19. Smith & Wesson Model 24 (or 624) in .44 Special

.44 Special is one of those cartridges that makes sense in the real world, especially in a good revolver with a sensible barrel length. A Model 24 or stainless 624 is pleasant to shoot, hits with authority, and doesn’t need to rattle your teeth like a full-house magnum to be effective.
Collectors have been paying attention to .44 Special revolvers again, and availability is not what it used to be. When a niche gets popular, it doesn’t take many buyers to clean out the market.
20. Ruger Redhawk (original .44 Magnum)

This is the “if I’m going to have one big revolver” choice for a lot of hunters and backwoods types. It’s heavy, the double-action pull can be stout, and it’s not trying to win beauty contests. But it’s built to take real use and keep going.

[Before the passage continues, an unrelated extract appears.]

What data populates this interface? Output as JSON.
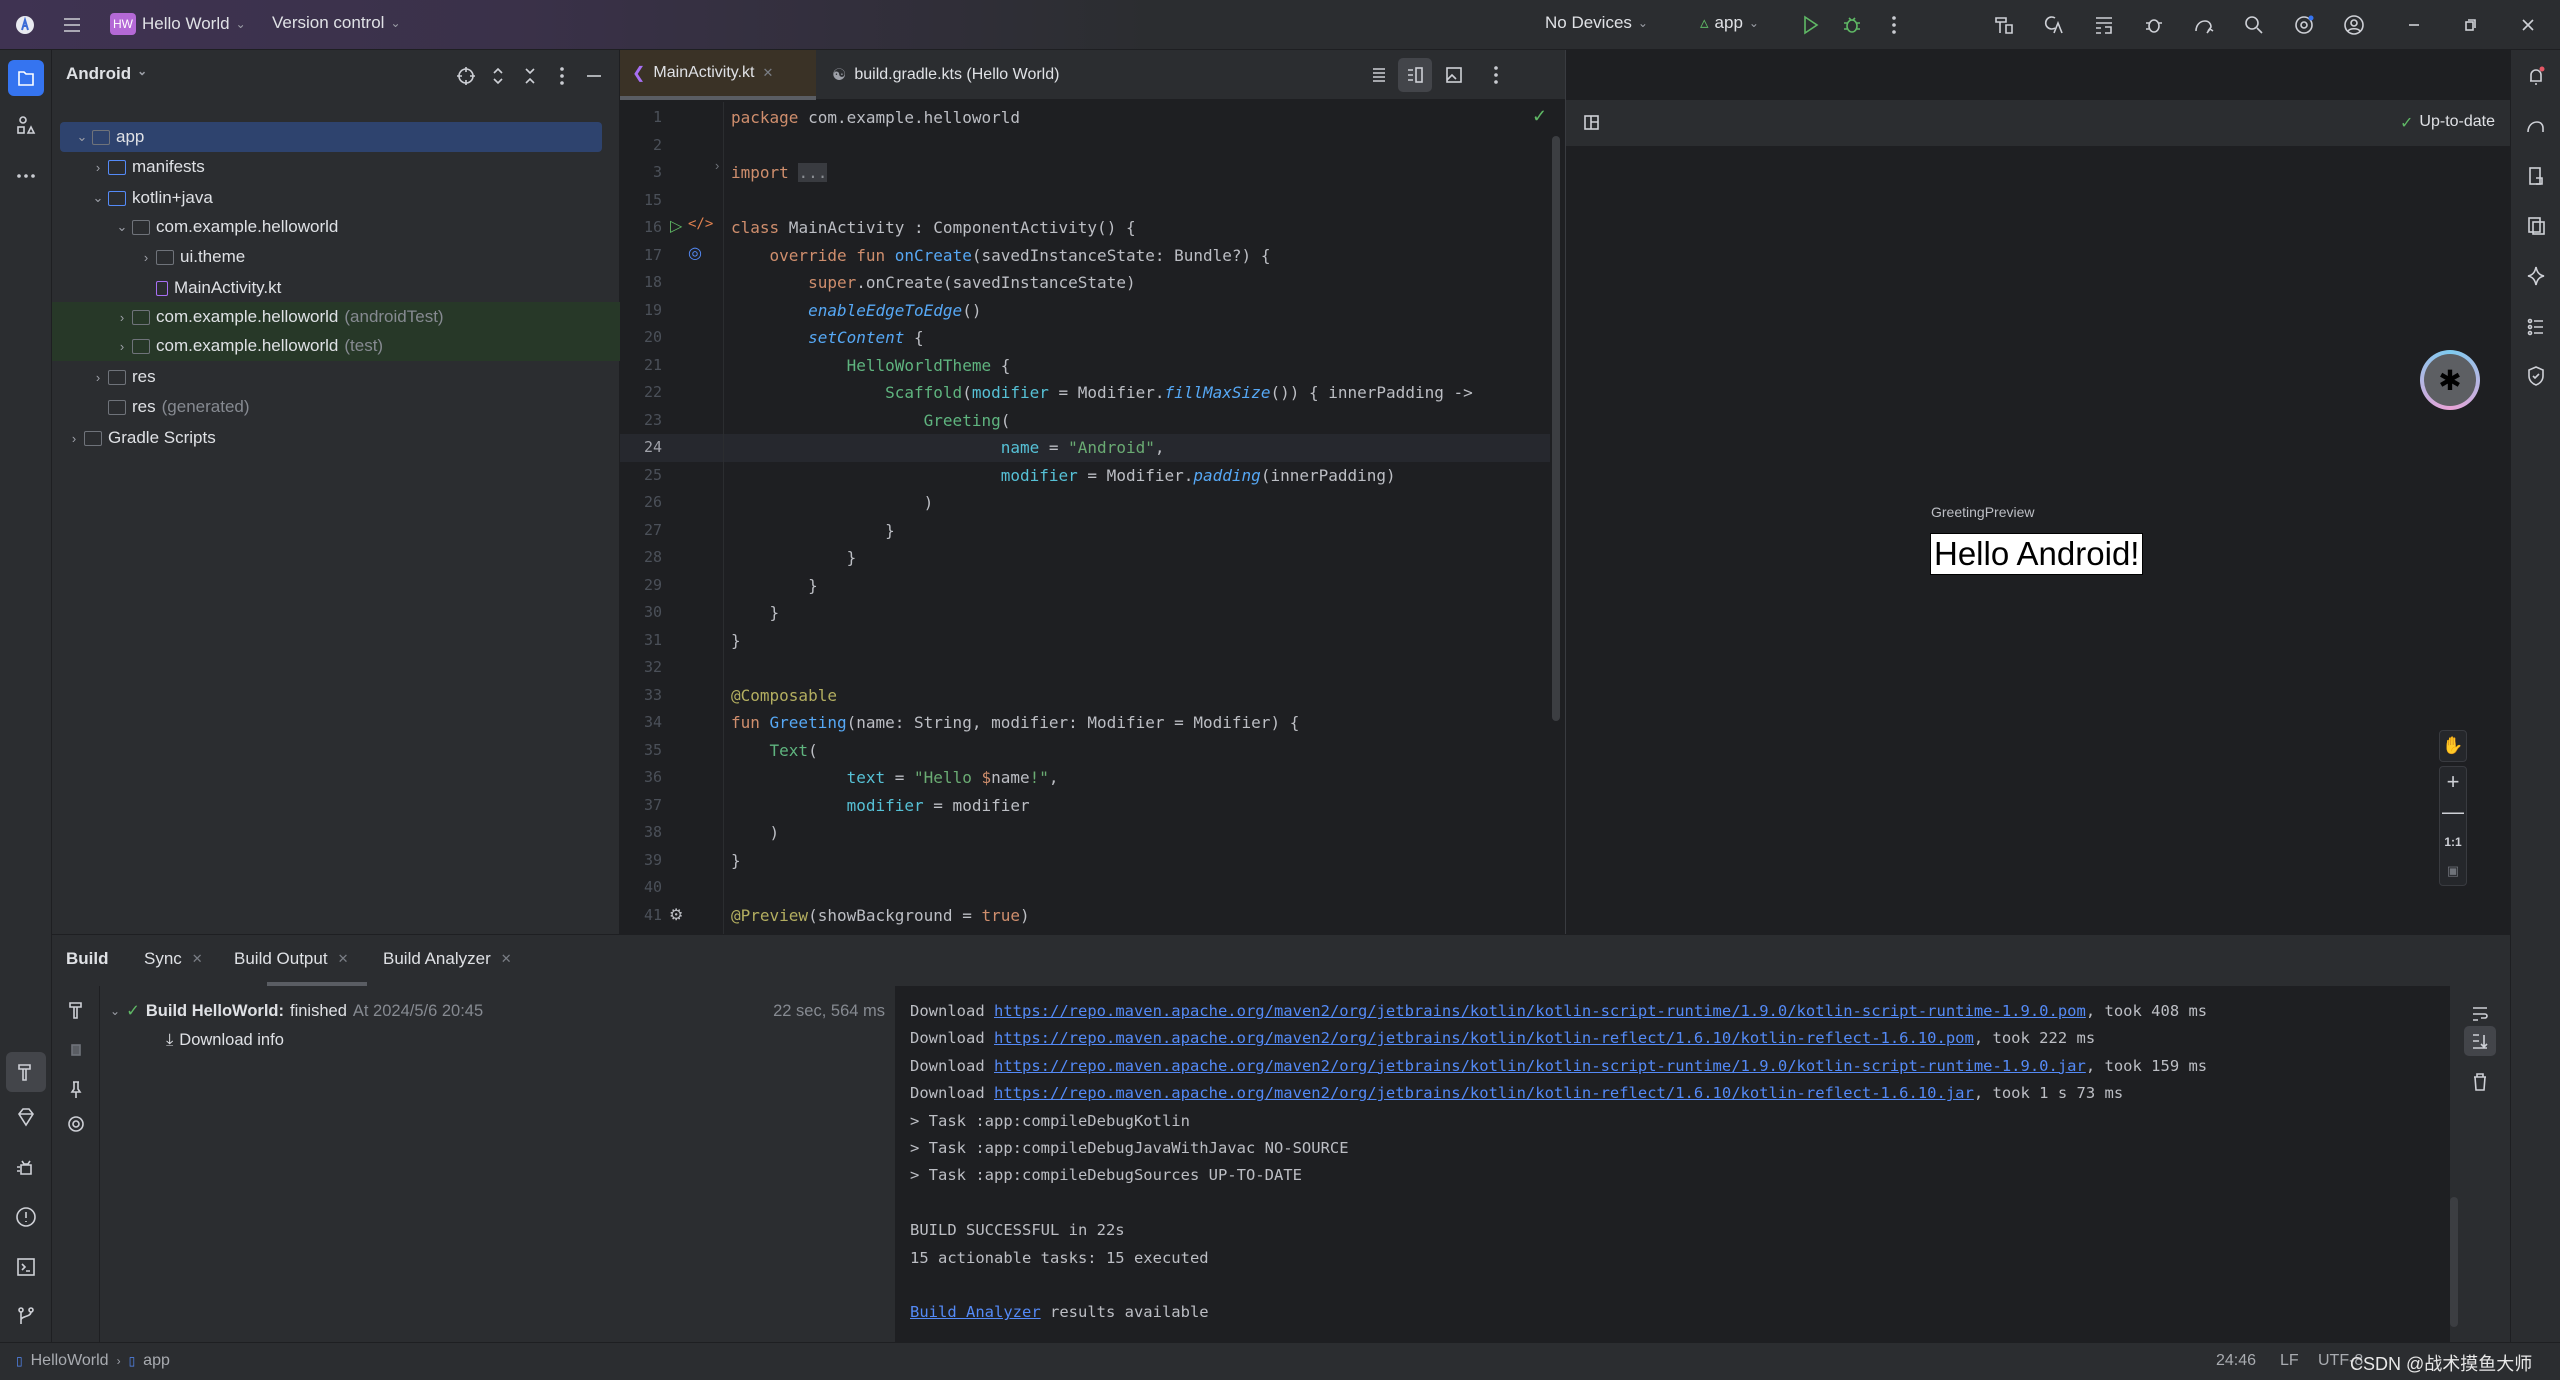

Collectors are grabbing clean early guns and certain barrel lengths because the Redhawk has become a known quantity. When something earns a reputation for durability, it starts getting treated like a long-term asset, not just a tool.
None of these are magic, and not every one is right for every shooter. But the pattern is clear: the revolvers getting bought quietly are the ones with real workmanship, real history, and real usefulness. If you’ve been thinking about adding one classic wheelgun to the safe, don’t wait until the only ones left are the beat-up examples with “collector pricing” anyway.